FDA regulations define a clinical investigation as any experiment that involves a test article and one or more human subjects and that either is:
- subject to requirements for prior submission to the FDA, or
- not subject to requirements for prior submission to the FDA under these sections of the Federal Food, Drug, and Cosmetic Act, but the results of which are intended to be submitted later to, or held for inspection by, the FDA as part of an application for a research or marketing permit.
FDA regulations define human subject as an individual who is or becomes a participant in research, either as a recipient of the test article or as a control. A subject may be either a healthy human or a patient. Examples of clinical investigations include:
- Investigational drug clinical trials
- Research testing the safety and effectiveness of an investigational device
- Medical outcomes study comparing approved drugs/devices
- Research testing the safety and effectiveness of an In Vitro Diagnostic (IVD) device using human tissue specimens (identifiable or unidentifiable) requires IRB review per FDA 21 CFR Parts 50 and 56, even though under DHHS regulations research involving unidentified tissue specimens would not be considered human subjects research.
- The state of California also requires IRB review of studies using state issued death records (certificates and indices). See the CA Health and Safety Code, Sections 102231-102232 for more information.
Although all human subjects research requires prior institutional approval, not all data gathering by students constitutes human subjects research. To be research, an activity must be designed with the intent to develop or contribute to "generalizeable knowledge." Clearly, some classroom activities are designed to teach research techniques and have no such intent.
Simulations of human experimentation and course-assigned data collection do not constitute human subjects research if the activities are designed for educational purposes only; and
- the data will not be generalized outside the classroom (reporting of data within the class is acceptable because the activities were performed solely for teaching purposes); and
- the data will not result in a master's thesis, doctoral dissertation, poster session, abstract, or other publication or presentation; and
- the student volunteers or other participants are clearly informed that the activities are an instructional exercise, and not actual research.
If an instructor determines that there is a possibility that a student's proposed research project may result in a formal presentation or publication, he/she should recommend that the student submit the project for IRB review before beginning the study.
There may be instances when a student or instructor wishes to use data for research that was previously collected for educational purposes. An application should be submitted to the IRB when a student or instructor wishes to analyze the data with the intent of contributing to generalizable knowledge. For more information, please see the definition of human subjects research.
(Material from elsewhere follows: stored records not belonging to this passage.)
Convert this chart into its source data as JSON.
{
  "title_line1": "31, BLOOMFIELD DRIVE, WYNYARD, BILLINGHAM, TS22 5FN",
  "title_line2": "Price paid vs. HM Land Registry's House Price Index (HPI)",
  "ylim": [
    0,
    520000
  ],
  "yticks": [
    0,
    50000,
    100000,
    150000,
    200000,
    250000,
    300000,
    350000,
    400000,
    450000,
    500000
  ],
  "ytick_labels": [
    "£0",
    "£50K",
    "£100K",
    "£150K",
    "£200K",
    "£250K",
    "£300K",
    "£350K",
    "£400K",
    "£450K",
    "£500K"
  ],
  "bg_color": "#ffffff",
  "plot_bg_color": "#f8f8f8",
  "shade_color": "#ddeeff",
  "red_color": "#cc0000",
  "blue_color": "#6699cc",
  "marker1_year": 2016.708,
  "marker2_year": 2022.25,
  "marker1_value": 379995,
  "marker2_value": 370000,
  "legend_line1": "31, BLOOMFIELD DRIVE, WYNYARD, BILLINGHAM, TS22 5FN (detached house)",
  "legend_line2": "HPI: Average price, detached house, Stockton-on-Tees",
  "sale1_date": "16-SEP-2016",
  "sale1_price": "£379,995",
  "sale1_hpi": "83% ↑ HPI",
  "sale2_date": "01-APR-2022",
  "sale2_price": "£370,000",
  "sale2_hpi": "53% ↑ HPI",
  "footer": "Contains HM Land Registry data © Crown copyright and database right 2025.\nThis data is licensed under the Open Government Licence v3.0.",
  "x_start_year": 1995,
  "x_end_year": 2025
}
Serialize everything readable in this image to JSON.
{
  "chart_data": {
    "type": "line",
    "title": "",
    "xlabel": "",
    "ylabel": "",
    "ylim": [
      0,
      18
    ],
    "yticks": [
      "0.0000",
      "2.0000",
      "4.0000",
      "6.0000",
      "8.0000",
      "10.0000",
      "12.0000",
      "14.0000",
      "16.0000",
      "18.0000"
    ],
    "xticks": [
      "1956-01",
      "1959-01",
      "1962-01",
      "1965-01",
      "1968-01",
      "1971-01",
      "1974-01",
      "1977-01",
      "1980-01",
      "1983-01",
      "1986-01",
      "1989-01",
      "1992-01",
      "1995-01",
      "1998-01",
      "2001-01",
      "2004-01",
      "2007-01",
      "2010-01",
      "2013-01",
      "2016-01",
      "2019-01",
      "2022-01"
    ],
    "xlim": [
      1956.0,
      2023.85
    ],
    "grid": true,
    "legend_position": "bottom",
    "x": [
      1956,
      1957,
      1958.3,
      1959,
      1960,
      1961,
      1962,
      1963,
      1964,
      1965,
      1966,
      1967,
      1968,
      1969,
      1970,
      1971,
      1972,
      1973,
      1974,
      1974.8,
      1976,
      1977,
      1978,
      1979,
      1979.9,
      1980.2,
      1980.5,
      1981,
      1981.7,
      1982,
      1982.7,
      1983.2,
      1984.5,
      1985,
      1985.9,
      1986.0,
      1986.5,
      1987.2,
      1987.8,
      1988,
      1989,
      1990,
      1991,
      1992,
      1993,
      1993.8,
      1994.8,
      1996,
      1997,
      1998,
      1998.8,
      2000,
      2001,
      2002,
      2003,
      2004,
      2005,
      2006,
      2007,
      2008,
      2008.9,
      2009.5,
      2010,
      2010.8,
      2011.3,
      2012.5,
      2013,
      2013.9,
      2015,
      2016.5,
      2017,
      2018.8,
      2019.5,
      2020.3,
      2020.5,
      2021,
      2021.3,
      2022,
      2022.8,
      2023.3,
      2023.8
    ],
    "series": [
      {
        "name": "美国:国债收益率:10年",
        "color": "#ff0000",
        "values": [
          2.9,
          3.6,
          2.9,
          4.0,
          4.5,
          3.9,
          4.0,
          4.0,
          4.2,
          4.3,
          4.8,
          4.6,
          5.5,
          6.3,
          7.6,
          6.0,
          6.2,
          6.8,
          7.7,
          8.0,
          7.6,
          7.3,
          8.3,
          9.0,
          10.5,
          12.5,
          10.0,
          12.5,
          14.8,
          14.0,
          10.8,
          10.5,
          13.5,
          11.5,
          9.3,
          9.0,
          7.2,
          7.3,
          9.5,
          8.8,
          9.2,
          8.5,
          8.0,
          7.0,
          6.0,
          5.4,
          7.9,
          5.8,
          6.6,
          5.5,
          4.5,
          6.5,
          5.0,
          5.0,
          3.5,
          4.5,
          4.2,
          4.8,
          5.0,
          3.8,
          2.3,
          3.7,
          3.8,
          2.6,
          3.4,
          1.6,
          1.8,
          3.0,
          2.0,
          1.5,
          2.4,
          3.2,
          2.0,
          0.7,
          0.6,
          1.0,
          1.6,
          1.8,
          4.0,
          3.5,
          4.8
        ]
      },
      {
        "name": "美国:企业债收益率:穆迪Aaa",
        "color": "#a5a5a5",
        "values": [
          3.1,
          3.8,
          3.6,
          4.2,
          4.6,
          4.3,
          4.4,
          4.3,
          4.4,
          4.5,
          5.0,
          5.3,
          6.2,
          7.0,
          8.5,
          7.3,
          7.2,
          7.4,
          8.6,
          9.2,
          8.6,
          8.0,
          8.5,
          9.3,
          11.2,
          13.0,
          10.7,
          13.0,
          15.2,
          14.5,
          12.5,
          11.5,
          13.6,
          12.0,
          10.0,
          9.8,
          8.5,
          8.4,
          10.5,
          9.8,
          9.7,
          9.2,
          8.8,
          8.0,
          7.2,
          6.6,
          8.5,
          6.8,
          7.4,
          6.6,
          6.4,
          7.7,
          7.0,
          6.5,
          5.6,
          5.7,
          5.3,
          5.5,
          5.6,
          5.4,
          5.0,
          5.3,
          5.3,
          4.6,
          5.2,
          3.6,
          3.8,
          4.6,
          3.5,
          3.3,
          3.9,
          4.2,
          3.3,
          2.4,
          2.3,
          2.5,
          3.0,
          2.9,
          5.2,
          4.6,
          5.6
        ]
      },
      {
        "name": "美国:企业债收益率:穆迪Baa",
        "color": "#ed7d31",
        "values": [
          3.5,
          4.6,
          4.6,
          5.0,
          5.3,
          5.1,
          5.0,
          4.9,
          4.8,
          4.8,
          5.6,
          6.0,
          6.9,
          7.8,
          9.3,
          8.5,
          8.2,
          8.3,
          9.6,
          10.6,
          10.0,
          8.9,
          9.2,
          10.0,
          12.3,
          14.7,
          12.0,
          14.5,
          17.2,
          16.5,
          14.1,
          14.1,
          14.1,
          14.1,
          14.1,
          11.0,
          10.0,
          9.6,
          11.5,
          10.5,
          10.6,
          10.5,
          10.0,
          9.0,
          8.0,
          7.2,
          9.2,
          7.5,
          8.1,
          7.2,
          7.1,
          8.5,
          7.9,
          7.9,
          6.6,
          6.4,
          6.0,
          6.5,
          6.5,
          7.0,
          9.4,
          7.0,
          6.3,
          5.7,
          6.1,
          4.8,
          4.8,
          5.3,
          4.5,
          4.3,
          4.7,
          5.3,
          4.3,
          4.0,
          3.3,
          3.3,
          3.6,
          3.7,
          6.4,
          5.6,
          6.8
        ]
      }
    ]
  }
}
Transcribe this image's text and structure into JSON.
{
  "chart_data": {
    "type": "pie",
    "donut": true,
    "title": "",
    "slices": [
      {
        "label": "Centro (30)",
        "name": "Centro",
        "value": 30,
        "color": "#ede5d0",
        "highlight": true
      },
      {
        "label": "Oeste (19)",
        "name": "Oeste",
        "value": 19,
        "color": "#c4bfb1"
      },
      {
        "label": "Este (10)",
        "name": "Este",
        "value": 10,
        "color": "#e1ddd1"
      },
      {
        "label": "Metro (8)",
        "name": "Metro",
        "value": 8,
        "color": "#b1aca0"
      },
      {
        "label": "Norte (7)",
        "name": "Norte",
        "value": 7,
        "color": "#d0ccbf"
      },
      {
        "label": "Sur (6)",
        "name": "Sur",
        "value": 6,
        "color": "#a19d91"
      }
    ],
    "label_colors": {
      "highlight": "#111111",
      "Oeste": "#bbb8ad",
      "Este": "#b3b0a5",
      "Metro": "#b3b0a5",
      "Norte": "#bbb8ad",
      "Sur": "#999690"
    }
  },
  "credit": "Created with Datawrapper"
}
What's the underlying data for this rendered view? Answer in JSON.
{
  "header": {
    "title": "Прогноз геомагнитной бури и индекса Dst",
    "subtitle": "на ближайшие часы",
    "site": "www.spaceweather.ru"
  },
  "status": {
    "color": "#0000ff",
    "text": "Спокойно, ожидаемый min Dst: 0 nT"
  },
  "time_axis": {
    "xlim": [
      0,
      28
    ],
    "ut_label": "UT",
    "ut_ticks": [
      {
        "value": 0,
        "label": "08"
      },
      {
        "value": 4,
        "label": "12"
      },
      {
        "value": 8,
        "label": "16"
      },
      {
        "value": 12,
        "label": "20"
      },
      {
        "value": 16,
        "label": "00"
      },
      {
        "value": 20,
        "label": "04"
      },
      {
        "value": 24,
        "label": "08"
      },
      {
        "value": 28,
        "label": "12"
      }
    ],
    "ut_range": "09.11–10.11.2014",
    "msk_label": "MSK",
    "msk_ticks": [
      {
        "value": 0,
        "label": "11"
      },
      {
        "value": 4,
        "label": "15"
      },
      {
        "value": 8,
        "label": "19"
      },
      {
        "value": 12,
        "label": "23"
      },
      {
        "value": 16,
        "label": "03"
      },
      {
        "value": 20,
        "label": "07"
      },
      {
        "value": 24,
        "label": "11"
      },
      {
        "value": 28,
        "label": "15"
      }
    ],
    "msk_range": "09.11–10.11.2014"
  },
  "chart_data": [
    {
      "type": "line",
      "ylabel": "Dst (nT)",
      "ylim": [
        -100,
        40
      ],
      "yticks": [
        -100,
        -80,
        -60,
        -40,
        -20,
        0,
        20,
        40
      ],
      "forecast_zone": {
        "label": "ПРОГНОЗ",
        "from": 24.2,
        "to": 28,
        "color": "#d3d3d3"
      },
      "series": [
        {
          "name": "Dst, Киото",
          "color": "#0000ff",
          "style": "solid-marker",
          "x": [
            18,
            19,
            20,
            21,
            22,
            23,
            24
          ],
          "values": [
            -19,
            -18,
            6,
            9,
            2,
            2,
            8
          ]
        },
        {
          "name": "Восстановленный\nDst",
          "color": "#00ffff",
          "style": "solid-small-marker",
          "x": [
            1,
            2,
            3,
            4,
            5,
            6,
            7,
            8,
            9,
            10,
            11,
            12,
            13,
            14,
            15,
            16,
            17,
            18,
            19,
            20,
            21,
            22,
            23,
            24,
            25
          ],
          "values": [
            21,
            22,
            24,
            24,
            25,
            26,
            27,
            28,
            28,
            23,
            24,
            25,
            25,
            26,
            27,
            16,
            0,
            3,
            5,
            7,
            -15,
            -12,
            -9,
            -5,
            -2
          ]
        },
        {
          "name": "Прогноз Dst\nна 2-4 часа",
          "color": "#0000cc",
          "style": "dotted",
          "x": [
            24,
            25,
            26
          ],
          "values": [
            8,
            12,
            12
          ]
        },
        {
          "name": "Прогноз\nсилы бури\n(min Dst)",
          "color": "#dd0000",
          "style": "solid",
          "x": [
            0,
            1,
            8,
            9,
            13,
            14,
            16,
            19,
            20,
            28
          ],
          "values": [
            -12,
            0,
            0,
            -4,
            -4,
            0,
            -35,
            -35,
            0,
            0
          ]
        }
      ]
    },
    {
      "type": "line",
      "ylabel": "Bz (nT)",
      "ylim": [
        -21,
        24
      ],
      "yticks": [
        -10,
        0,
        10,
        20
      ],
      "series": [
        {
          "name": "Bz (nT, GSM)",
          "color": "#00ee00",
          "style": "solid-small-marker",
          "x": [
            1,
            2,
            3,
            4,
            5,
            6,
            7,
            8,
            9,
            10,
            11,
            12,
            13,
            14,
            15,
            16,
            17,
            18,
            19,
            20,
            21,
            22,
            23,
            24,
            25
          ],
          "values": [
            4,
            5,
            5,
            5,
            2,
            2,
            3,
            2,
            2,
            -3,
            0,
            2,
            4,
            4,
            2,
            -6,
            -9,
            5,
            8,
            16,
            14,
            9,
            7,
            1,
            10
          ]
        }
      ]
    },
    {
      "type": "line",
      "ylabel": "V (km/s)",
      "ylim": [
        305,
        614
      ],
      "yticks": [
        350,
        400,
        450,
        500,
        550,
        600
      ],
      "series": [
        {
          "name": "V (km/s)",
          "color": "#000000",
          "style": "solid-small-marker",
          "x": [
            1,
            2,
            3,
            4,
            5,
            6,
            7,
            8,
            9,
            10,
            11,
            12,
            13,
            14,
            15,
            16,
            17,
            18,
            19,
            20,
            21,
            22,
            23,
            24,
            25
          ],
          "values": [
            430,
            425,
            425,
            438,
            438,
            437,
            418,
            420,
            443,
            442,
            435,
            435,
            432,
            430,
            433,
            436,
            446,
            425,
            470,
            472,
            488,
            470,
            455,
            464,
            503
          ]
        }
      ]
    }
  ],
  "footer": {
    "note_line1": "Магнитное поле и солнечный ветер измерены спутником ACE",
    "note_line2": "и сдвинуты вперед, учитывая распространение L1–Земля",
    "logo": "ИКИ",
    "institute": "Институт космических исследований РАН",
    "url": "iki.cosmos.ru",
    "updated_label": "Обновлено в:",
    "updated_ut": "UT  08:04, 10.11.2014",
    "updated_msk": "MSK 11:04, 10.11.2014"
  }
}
- An instructor is surprised at some of the unique findings that appeared when students completed surveys as part of a classroom activity. The instructor would like to do additional analysis on the data and submit it for presentation or publication when the course ends. The instructor's intent has changed and an IRB application is necessary because the instructor will now be analyzing existing data that was collected for a non-research purpose.
- An undergraduate junior psychology major wishes to conduct research in the hopes of having a publication to list on her application to graduate school. She plans to devise an experiment, enroll subjects, analyze the results and write a manuscript. This is human subjects research. Prior IRB review and approval is necessary.